Numa tarde, estando no Marrare, vira parar defronte, à porta de Madame Levaillant, uma caleche azul onde vinha um velho de chapéu branco, e uma senhora loura, embrulhada num xale de Caxemira.
O velho, baixote e reforçado, de barba muito grisalha talhada por baixo do queixo, uma face tisnada de antigo embarcadiço e o ar goche, desceu todo encostado ao trintanário como se um reumatismo o tolhesse, entrou arrastando perna o portal da modista; e ela voltando devagar a cabeça olhou um momento o Marrare.» [...]

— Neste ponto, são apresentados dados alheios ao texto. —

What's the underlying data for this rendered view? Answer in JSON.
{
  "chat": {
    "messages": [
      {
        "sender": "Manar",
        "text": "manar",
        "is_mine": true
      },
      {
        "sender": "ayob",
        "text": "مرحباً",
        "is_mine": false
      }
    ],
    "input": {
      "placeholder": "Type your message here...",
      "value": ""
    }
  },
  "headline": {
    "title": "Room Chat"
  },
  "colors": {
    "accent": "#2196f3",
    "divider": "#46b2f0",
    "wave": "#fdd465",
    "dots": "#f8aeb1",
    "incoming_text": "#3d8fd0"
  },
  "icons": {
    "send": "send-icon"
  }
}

(QUEIROZ, Eça de, Os Maias», 1888)
O café Marrare «do Polimento» situado na Rua Garrett, em meados do século XIX, gravura |
O Café mais antigo e, sem dúvida, o de maior nomeada em Lisboa, foi o Café Marrare «do Polimento» a que Tinop chamou o «príncipe dos botequins». Era «do Pulimento» porque «estava forrado com silhares de madeira pulida, e ainda por oposição aos outros «Marrares» [ARAÚJO, 1939]O seu proprietário e fundador foi António Marrare que viera para Lisboa como copeiro do Marquês de Nisa, italiano de berço, estabeleceu-se primeiramente no Largo de S. Carlos, mudando daqui, em 1820, para o edifício da Rua do Chiado que tinha então os números 25 e 26, hoje Rua Garrett, 58-60.Desde logo, o Marrare foi uma «espécie de café-clube, frequentado de dia e de noite por uma sociedade, o high-life, que era com certeza a fina flor da nossa aristocracia e da alta burguesia lisboeta. Júlio de Castilho sintetizou assim o Marrare: «Lisboa era o Chiado; o Chiado era o Marrare; e o Marrare ditava leis.»
Todos os escritores contemporâneos enalteceram a simpatia do seu ambiente e as qualidades do serviço, desde o magnífico infuso, em que entrava o genuíno «Moka», às bebidas das melhores marcas e aos excelentes sorvetes e chocolates de fama. Entre os pratos que servia, celebrizou-se o famoso bife à Marrare, confeccionado numa frigideira de ferro com molho de natas. Além da sala de bilhar, tinha ainda um pequeno pátio coberto por uma clarabóia envidraçada onde, no Verão, as senhoras podiam comer os melhores gelados da cidade. Polido era também o atendimento: criados de libré serviam excelente café em cafeteiras de prata.
Prédio setecentista onde existiu o «Café Marrare do Polimento» [c. 1910] Rua Garrett, 54-64 Joshua Benoliel, in Lisboa de Antigamente |
Bulhão Pato disse muito categoricamente: «Em 1848 o Marrare do Polimento, no Chiado, tornara-se o ponto de reunião de todos os elegantes e homens superiores de Lisboa». E, logo a seguir: ««Foi notável aquele café; assumiu um carácter literário e político, que hoje pertence à história. Ali só entravam pessoas que andassem em certa roda; as outras não se sentiam à sua vontade em semelhante convivência, ou em tal meio. como agora se diz. O Marrare possuía uma casa de numerosos hóspedes, todos parentes, mais ou menos próximos.»
Encerrou portas em 1866.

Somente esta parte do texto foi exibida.